23 ene 2024

1993 LA FOTOGRAFÍA, UNA VENTANA SIEMPRE ABIERTA

La fotografía, una ventana siempre abierta.
Por BENIGNO LÓPEZ HURTADO
Nadie ignora a estas alturas que la cámara de fotografiar ha establecido, en el arte del siglo XX, profundos cambios en los esquemas de pensamiento y de percepción de los acontecimientos, por su extraordinaria fuerza comunicadora.
Un fotógrafo es algo más que el «ladrón» de un segundo o el retratista de un instante. Cierto es que, de manera sumaria, el fotógrafo es aquel que sabe detener la vida. Pero distingamos entre fotógrafos y fotografías: el fotógrafo anodino sólo capta una imagen objetiva e inerte, lo que llamamos una «postal»; en cambio, el verdadero artista registra una emoción.

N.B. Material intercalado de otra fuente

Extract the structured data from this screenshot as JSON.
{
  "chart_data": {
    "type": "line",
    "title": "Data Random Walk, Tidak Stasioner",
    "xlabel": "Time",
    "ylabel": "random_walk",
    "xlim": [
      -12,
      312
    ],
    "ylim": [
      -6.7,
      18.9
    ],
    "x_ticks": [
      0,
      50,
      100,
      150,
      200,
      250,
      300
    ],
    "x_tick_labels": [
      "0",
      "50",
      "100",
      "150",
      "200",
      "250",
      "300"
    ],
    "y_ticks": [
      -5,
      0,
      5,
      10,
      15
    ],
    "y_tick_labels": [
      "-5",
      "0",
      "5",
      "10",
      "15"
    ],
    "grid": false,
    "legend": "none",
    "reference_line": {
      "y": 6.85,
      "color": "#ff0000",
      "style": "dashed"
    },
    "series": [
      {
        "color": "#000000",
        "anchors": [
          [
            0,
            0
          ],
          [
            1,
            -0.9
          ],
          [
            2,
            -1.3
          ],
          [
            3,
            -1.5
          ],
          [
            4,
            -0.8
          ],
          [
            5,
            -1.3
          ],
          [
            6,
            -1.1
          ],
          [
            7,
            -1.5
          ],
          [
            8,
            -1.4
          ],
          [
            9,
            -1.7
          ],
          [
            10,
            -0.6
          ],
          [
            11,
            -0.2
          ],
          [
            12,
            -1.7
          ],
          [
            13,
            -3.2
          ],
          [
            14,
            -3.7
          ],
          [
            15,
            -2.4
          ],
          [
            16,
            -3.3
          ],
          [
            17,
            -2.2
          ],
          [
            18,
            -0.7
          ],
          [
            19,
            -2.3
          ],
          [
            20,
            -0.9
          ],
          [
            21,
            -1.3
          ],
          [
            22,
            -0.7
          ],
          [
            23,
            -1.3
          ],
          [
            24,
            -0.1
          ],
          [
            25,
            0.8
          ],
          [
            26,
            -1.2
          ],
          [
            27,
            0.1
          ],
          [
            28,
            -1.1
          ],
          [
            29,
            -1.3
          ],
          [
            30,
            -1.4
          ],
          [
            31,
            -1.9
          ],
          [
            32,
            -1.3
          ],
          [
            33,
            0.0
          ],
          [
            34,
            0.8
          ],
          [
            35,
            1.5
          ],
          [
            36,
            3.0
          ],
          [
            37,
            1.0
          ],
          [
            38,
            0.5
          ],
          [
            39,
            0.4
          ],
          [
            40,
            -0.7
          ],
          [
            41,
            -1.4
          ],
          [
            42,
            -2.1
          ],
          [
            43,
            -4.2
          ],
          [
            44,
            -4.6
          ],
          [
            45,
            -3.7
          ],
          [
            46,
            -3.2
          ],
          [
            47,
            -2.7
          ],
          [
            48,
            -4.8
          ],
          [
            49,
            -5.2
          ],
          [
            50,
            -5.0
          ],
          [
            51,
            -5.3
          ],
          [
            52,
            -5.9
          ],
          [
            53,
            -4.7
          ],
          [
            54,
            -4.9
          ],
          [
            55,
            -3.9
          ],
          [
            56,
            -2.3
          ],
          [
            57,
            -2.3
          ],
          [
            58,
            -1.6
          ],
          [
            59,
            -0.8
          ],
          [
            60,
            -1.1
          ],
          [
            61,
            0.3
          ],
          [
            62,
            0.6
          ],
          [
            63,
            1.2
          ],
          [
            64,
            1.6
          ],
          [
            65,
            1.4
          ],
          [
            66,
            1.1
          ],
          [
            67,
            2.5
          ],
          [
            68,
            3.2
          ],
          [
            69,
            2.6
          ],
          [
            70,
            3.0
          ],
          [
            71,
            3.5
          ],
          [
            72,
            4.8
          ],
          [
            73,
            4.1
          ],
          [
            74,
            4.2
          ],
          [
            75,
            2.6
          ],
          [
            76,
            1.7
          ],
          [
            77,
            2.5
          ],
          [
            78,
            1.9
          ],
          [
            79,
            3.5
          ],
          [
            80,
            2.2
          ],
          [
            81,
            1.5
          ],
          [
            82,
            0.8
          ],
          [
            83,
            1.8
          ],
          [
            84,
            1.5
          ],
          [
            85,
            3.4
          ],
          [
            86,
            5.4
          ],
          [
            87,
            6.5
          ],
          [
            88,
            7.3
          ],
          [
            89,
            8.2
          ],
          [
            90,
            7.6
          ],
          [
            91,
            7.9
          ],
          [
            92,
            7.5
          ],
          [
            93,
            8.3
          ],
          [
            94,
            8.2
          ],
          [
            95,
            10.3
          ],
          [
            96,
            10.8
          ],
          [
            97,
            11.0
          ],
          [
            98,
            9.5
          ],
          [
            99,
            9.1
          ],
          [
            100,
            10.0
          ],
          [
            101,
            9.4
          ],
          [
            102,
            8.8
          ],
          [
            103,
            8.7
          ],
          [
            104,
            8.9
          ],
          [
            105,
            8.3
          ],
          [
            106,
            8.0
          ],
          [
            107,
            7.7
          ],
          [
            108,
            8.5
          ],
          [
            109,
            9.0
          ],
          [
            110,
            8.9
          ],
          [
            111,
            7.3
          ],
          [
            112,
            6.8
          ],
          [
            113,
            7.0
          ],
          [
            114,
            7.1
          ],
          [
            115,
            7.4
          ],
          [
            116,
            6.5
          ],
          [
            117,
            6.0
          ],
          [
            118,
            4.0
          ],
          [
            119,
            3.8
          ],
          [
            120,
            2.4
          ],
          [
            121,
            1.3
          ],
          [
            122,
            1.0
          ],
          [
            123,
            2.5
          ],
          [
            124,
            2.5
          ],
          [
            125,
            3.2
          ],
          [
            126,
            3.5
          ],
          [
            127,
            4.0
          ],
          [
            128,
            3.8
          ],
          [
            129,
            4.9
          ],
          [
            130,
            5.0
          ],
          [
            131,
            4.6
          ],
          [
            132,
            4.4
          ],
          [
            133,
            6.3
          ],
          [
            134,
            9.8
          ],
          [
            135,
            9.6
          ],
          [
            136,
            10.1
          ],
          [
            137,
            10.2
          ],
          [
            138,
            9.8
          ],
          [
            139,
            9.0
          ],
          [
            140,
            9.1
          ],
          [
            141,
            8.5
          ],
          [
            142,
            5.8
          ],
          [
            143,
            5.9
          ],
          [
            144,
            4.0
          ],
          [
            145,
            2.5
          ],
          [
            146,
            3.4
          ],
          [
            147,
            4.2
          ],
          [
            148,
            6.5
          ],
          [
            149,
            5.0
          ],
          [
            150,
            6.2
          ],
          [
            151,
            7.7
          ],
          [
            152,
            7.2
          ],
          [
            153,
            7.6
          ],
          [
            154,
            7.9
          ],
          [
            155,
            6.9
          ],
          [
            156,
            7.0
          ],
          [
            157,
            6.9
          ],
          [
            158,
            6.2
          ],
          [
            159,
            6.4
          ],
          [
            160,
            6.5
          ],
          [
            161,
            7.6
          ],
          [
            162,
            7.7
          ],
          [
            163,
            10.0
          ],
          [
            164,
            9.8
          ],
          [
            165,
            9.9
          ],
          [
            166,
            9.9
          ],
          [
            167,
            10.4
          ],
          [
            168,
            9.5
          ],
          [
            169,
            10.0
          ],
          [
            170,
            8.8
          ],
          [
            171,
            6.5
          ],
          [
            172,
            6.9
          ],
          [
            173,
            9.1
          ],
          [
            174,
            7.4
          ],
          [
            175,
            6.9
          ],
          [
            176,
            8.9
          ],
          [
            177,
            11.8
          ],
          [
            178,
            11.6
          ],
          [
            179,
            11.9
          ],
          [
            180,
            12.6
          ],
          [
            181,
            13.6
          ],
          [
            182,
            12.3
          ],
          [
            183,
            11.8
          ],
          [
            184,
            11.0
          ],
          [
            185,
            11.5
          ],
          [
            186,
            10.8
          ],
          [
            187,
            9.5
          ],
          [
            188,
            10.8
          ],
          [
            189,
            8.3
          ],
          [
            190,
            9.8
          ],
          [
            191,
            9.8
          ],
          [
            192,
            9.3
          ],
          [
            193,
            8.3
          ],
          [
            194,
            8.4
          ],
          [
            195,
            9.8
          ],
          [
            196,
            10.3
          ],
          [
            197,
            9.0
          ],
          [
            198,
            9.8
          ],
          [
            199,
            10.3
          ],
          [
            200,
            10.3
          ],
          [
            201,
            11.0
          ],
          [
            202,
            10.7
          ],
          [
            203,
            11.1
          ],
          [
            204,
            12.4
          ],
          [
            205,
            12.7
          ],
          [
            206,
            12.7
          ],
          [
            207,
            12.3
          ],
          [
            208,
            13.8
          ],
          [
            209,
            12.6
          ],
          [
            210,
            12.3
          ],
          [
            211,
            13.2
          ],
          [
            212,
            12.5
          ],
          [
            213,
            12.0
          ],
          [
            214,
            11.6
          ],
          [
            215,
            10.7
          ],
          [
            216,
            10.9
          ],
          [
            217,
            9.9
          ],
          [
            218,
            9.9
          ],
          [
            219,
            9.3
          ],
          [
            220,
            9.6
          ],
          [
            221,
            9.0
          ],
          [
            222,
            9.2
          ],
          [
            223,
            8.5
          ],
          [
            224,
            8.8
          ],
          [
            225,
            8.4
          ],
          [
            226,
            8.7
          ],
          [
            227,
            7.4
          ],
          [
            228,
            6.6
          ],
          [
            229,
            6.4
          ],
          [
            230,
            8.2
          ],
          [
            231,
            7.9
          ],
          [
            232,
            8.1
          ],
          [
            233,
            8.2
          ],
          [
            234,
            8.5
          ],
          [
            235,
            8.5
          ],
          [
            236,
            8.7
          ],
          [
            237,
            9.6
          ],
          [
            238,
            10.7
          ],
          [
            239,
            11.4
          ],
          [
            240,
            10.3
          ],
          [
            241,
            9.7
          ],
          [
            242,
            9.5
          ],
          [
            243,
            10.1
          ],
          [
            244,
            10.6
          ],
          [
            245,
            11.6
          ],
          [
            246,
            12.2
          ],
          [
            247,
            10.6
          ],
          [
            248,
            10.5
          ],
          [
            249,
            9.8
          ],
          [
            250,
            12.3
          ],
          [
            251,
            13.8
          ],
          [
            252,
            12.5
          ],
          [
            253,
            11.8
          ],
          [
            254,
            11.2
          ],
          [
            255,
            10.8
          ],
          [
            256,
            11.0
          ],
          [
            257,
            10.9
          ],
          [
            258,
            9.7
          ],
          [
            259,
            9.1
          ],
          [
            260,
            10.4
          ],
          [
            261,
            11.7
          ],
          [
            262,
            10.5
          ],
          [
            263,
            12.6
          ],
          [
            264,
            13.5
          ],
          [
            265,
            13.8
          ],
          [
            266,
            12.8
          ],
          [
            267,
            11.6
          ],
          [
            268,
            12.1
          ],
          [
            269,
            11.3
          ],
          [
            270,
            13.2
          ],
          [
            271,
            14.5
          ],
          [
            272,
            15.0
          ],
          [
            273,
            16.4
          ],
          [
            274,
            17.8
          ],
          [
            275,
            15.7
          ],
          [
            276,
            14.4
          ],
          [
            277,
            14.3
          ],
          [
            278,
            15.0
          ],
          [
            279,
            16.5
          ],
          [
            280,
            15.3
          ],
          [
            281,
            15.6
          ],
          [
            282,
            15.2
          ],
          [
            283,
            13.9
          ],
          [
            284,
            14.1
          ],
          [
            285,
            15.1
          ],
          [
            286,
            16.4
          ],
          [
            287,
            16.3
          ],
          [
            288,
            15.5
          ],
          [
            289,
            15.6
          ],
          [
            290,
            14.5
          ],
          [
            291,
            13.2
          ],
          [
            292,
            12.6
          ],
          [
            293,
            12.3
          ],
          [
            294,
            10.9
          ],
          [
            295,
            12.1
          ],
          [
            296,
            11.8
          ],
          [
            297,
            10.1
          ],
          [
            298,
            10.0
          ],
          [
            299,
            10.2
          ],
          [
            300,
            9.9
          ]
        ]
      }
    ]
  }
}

En la base de la actitud de un fotógrafo está el afán, en última instancia vano, de recuperar el tiempo pasado. Nos «agarramos» a la fotografía acaso para escaparnos de la voracidad del tiempo, algunos de cuyos retazos los dejamos hilvanados a un entrañable trozo de papel. Contemplar de nuevo lugares entrañables donde dejamos un trozo de nuestra vida, o seres queridos ya ausentes, es, desde luego, algo más que un recordatorio.
Una misma obra fotográfica admite innumerables modos de contemplarla. Cada vez que volvemos a ver una imagen plasmada en la fotografía, sentimos una emoción distinta, no meramente repetitiva. El objeto que reproduce la foto es estático, inmutable; pero la contemplación de su plasmación artística obedece al momento anímico en que la contemplación se produce. Observamos, desde el tiempo fluyente, el tiempo detenido. De tal modo es así, que puede afirmarse que se establece una distancia cada vez mayor entre el que contempla y lo contemplado: eso que aparece en la fotografía fue nuestro presente una vez, y, en cada nueva contemplación que de ello hagamos, es más y más nuestro pasado. De ahí la radical novedad de cada ejercicio de contemplación.
Fotógrafos de todas las épocas (de épocas recientes, se entiende) fueron dando una porción de inmortalidad a quienes posaron en sus estudios. Todo el tiempo que va de ayer a hoy pende de la foto que cuelga en las paredes del comedor, o yace en el álbum o en la humilde caja de zapatos donde se amontonan (¡en qué espacio tan minúsculo!) los hitos ya para siempre paralizados de una vida que siguió su curso.
Nuestra vida va así dejando un registro, como una muesca reconocible, en determinados sucesos que señalan el camino sucesivo de la temporalidad: bautizo, primera comunión, boda (sin contar con el más aséptico e imprescindible retrato para el carnet de identidad...). Al retener la memoria de esas fechas y de esos acontecimientos de nuestras vidas, la fotografía le hace un corte de mangas al tiempo, que, aunque nos roba la realidad, no puede robarnos la memoria de esa realidad impresionada en un soporte físico.
Conscientes o no de su importancia, lo cierto es que recordamos la sorpresa y el gozo de aquellas sesiones fotográficas de nuestra niñez, como cuando, en mi caso, hubimos de guardar cola mis primas y yo, tras una procesión, en el estudio del fotógrafo que nos iba a «retratar», ellas vestidas de ángeles, yo solamente de monaguillo. Pero el escenario de esa infancia retenida no era sólo el estudio del fotógrafo; también servía la calle de improvisado estudio para preservar el instante donde aparecemos, sujetos aún a nuestra niñez, no como nuestros padres querían que figurásemos (repeinados, semi sonrientes, limpios e inexpresivos), sino con la autenticidad del instante irrepetible.
Los estudios de hoy han perdido su sabor antiguo, están plagados de automatismos y sofisticados artilugios... Las viejas cajas de madera con sus fuelles a modo de trompa de elefante han desaparecido, y ningún niño espera, boquiabierto, a que salga el pajarito. A la postre, sin embargo, será lo mismo. Por debajo de la novedad está la sustancial identidad de todos los tiempos. Hoy como ayer, ayer como mañana, pasarán a amueblar nuestra memoria esas efemérides con que vamos señalando nuestra vida: comunión, boda, día de San Valentín..., o las que en épocas futuras tengan a bien festejar los hombres. Entonces, cuando quieran nuestros descendientes conmoverse no ya con lo vivido, sino con la imagen de lo vivido, habrán también de asomarse a una fotografía, esa ventana melancólica y siempre abierta.